If you want to drink champagne in the south of France, write it down. If you want to ride a camel in the desert, write it down. If you want to own a Ferrari, write it down. Nothing is too big or too small. Search every corner of your mind for whatever you want and commit it to paper. Then put the list where you can look at it whenever you wish.
Before I wrote my first book, “Swim With the Sharks Without Being Eaten Alive,” I had put a Post-it note on my bathroom mirror that read, “Be a New York Times best-selling author.” It worked for me, and it can work for you.

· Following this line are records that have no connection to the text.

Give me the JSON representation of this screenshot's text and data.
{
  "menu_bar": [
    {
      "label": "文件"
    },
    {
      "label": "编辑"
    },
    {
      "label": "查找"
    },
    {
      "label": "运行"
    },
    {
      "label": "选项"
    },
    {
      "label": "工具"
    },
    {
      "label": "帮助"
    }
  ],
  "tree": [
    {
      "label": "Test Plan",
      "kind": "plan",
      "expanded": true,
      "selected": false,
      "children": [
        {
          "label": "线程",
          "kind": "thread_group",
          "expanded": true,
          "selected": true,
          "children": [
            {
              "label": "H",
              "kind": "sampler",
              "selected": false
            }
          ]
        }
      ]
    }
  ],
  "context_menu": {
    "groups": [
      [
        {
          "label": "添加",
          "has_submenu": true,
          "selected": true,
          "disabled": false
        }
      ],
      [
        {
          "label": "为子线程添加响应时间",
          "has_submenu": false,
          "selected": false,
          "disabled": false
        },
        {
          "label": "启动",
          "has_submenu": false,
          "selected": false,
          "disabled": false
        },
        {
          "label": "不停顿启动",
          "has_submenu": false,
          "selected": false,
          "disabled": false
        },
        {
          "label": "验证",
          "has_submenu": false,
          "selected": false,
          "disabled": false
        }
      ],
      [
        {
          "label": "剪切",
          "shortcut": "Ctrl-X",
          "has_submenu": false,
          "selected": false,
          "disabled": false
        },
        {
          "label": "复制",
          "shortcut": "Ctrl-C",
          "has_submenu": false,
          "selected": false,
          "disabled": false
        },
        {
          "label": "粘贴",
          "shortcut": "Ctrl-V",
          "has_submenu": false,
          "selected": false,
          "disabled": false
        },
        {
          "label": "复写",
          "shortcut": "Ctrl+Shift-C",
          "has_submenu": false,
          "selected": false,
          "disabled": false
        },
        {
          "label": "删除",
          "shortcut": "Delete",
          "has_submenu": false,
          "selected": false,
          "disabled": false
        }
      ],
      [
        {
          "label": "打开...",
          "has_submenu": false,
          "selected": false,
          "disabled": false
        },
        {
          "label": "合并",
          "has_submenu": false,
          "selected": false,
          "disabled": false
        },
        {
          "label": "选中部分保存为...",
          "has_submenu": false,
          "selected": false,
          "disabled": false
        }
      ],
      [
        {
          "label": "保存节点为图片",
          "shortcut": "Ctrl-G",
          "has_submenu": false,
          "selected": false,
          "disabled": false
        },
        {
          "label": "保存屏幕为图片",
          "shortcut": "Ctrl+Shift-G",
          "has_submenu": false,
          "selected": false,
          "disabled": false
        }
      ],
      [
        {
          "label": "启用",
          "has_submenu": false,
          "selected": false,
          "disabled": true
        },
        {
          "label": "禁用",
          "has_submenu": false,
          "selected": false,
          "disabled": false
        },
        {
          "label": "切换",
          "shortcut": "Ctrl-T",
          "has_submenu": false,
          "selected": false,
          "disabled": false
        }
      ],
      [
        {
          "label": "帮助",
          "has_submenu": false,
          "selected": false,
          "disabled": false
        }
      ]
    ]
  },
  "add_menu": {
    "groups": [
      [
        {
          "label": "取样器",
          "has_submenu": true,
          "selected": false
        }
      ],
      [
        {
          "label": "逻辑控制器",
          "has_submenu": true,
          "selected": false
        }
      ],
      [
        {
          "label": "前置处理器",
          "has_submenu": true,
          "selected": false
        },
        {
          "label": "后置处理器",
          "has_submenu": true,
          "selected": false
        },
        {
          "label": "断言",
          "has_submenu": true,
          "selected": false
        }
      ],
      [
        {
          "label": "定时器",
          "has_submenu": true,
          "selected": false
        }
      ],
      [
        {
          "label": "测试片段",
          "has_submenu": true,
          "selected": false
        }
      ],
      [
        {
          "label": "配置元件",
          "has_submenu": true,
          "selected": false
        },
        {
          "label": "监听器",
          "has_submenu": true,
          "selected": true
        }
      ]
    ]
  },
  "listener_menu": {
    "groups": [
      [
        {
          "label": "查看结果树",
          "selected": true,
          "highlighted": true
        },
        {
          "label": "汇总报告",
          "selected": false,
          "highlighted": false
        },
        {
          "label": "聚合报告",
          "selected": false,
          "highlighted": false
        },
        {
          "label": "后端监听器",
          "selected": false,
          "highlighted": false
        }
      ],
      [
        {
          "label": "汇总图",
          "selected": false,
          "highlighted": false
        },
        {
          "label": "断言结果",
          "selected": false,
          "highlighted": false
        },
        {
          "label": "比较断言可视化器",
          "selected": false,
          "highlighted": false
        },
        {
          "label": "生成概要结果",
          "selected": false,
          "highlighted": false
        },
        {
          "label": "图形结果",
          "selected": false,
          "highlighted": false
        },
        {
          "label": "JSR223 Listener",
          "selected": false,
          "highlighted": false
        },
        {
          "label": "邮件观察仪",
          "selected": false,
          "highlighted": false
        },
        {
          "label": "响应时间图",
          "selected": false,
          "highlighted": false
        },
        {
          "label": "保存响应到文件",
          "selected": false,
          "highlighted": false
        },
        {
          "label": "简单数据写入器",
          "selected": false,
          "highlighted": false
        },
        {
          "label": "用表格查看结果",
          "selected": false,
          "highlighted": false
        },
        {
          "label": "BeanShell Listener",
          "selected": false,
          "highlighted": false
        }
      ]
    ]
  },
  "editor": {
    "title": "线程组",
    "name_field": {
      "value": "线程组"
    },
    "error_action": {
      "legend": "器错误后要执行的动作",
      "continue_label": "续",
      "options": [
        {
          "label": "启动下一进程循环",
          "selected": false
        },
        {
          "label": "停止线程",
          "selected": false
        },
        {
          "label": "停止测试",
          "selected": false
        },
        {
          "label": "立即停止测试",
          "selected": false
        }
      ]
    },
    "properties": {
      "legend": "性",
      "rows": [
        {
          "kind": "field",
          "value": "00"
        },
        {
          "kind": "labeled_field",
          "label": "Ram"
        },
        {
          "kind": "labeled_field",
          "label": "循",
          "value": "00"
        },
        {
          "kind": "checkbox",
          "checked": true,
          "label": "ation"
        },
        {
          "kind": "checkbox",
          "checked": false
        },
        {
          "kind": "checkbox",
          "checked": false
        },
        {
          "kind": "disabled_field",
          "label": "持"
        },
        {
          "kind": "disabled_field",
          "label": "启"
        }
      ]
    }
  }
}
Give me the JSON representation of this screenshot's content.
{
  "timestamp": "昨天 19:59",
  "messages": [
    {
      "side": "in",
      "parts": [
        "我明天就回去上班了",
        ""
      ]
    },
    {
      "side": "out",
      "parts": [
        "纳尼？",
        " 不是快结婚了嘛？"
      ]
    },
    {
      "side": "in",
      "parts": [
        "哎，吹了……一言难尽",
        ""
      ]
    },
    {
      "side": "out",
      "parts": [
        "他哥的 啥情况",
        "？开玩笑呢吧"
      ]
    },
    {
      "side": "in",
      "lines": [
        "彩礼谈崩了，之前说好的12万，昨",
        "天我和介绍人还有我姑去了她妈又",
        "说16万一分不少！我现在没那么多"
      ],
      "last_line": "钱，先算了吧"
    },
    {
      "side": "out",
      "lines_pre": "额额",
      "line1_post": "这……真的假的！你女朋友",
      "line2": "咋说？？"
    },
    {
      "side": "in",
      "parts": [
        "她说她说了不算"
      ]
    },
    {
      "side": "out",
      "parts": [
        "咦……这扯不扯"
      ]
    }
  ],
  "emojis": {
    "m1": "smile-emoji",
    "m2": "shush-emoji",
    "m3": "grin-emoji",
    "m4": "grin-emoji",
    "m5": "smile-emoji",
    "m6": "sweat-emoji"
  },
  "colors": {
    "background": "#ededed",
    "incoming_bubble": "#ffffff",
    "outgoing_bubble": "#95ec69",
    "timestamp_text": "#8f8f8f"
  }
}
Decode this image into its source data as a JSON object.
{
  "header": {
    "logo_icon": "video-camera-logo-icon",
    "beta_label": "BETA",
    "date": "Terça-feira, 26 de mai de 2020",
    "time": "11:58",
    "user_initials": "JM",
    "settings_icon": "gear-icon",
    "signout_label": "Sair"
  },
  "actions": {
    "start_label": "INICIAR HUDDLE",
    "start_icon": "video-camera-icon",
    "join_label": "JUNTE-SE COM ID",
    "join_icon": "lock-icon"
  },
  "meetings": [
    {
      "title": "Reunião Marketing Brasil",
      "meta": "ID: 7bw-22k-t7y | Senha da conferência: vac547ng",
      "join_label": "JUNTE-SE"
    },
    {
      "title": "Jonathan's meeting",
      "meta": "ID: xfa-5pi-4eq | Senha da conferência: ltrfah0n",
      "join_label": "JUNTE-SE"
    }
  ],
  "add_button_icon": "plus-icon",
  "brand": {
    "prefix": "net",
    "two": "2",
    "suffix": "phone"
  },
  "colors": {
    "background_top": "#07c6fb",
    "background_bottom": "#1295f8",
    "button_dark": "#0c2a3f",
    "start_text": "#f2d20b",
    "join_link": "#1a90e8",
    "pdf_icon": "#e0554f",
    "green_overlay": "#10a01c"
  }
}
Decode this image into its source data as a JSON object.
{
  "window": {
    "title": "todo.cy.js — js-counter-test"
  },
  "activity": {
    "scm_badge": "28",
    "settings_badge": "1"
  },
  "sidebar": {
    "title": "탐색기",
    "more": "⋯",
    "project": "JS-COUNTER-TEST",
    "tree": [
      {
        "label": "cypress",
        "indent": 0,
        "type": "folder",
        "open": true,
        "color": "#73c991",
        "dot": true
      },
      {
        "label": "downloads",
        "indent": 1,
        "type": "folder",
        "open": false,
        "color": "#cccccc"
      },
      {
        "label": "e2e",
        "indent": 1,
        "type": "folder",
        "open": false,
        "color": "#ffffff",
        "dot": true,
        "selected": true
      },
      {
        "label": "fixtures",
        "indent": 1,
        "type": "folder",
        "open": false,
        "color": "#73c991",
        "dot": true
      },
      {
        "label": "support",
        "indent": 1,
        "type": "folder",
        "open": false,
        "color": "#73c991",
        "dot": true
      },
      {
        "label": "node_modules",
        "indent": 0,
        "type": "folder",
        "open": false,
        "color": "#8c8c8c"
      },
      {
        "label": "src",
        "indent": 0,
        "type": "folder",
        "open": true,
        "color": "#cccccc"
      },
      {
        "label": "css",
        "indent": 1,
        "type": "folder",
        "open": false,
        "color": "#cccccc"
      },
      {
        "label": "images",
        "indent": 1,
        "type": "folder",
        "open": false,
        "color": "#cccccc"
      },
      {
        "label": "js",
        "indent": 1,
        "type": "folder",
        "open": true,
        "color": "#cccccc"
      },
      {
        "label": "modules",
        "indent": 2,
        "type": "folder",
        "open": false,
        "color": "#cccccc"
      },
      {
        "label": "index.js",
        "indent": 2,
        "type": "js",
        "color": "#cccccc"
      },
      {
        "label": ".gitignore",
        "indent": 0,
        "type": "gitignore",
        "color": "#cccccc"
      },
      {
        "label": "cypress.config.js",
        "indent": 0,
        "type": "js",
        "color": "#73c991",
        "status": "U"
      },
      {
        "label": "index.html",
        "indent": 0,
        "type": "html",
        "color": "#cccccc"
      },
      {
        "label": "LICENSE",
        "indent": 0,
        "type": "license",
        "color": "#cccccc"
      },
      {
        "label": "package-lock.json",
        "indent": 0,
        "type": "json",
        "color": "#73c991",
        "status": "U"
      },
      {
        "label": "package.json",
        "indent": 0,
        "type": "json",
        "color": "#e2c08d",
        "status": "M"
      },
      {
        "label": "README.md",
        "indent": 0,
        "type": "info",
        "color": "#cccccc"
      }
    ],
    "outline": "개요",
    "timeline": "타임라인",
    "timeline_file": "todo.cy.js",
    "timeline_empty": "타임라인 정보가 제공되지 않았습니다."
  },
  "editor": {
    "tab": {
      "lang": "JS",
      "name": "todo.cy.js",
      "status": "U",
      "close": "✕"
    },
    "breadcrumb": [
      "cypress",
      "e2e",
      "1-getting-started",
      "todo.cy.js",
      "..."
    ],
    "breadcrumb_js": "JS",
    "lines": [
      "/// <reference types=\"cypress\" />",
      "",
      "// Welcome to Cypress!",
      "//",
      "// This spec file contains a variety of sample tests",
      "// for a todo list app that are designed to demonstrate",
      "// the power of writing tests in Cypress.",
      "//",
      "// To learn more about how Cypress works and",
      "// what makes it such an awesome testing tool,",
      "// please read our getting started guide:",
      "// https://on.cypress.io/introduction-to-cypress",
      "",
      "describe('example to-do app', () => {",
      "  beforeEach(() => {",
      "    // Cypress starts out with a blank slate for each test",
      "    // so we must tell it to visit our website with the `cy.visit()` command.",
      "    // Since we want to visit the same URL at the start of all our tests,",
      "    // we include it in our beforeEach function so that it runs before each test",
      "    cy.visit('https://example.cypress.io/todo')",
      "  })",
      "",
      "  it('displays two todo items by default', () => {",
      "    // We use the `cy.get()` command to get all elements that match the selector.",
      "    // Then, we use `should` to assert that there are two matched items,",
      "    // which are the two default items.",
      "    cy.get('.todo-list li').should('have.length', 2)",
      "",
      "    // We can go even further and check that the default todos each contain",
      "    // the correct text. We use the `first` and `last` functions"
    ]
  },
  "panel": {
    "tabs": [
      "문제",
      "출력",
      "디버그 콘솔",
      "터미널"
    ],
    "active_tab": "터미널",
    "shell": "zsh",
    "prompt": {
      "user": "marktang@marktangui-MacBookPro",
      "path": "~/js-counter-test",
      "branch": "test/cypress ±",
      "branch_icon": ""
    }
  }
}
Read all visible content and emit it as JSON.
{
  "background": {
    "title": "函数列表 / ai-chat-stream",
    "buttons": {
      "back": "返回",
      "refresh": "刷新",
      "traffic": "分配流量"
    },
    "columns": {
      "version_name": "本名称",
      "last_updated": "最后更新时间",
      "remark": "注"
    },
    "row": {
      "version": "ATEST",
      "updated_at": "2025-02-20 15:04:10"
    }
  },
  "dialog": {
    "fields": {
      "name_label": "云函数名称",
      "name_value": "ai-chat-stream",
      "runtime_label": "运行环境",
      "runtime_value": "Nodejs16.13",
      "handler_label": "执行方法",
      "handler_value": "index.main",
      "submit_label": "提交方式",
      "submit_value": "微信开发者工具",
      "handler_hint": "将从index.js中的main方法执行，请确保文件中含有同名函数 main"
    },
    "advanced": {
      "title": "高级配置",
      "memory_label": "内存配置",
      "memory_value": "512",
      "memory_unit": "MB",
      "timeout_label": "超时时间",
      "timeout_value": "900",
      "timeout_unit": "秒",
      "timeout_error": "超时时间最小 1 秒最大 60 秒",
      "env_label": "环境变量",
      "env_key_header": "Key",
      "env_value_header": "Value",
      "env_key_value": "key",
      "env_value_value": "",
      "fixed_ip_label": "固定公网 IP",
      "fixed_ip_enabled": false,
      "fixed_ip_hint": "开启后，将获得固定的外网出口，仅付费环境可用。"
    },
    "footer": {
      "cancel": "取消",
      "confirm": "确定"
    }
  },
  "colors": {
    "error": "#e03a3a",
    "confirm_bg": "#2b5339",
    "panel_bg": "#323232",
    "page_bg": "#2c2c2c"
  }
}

The late writer and visualization expert Shakti Gawain encouraged her readers to go further; she urged them to cut out pictures of those material things they want from magazines and other sources and hang them up. I’ve used that method too.
It’s important to remember not to expect all of these desires to be fulfilled immediately or at all. But when you take action, like making a list of what you want or cutting out an image of a car you want to own, you open up a pathway to possibility that was not present before. Give the process time and have faith, and it’s likely that you will be surprised by how many things on your list actually start appearing in your life.
Olympic pentathlete Marilyn King said, “If you can't imagine it, you can't ever do it. In my experience, the image always precedes the reality.” And she provides a very moving example of the power of visualization.
When King was preparing for the 1980 Olympic trials, she suffered a severe back injury and was confined to bed just nine months before the trials. Determined not to let this injury keep her from performing, she spent the next four months doing nothing but watching films of the best performers in the pentathlon events and visualizing herself going through the same events.
King placed second at the Olympic trials despite her lack of physical preparation. She stated that it was her psychological state, not her physical condition that gained her success.
Mackay’s Moral: Whatever a person does, he or she must first do in their mind.